How-and when-do ecosystems change character? Are those shifts reversible? And what signs might precede them? Such questions are hard enough to answer in a single place. One might think that incorporating different kinds of ecosystems would only complicate the problem. But a group of scientists in the Long-Term Ecological Research Network is finding a remarkably consistent pattern by combining models and data across several long-term ecological experiments.
Their study, published in Ecological Monographs, asks how the intensity and duration of changes in external drivers interact to determine whether an ecosystem shift is temporary or more likely to be permanent.
Intense grazing driving a dry grassland toward a persistent shrubland is one of the classic examples of regime-shift.
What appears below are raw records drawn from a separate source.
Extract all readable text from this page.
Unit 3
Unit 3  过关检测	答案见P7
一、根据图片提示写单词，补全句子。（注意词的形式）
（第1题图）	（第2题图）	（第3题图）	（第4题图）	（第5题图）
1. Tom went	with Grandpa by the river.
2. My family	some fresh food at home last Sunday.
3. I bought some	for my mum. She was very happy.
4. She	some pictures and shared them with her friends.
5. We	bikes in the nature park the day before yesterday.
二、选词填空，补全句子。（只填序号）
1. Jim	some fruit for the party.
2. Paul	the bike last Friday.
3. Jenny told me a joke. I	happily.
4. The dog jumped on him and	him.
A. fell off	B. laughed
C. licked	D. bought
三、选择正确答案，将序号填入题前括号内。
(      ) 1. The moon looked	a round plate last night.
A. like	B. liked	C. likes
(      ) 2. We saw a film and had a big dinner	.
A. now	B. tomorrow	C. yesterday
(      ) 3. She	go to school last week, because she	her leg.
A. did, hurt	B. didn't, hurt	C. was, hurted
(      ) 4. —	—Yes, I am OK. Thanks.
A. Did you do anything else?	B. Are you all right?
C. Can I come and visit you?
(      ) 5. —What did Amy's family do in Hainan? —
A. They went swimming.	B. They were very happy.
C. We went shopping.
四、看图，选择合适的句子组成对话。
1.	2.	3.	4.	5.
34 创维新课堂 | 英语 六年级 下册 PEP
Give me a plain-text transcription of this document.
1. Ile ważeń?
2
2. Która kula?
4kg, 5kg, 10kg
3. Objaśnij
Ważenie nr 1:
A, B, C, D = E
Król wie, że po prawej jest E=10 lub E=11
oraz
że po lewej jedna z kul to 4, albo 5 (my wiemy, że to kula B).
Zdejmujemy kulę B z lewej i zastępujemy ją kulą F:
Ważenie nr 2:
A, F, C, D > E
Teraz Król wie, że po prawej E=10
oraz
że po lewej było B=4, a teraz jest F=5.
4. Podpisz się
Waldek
The researchers ran many simulations using a model that has been used to describe a number of grasslands. Their model suggested that grasslands could re-establish after even moderately-intense grazing—as long as the grazing didn’t continue for too long. But the higher the intensity of disturbance, the narrower was the window of time in which change would be temporary.
They also examined the role of spatial patchiness and temporal variability, finding that as a system moved toward a threshold, spatial patchiness intensified—potentially serving as a marker for impending regime-shift.
To determine how generally applicable the results might be, they ran models of other ecosystems and found similar outcomes. And they delved into long-running on-the-ground experiments in which a disturbance—such as excess nutrients, invasive species, grazing, or fire suppression—was removed after driving the system to the brink of irreversible change.
At the ecosystem scale, such experiments are rare, as they require decades of manipulation and observation, but the results for the three examples they found were consistent with model results. In the near term, they argue, the most robust test of these principles would be to undertake deliberate experiments in systems that respond rapidly—such as lakes, annual plant communities, and microbial ecosystems. The framework that emerges from the paper also suggests that it might be possible to mine long-ceased or altered experimental treatments for evidence of irreversible transitions.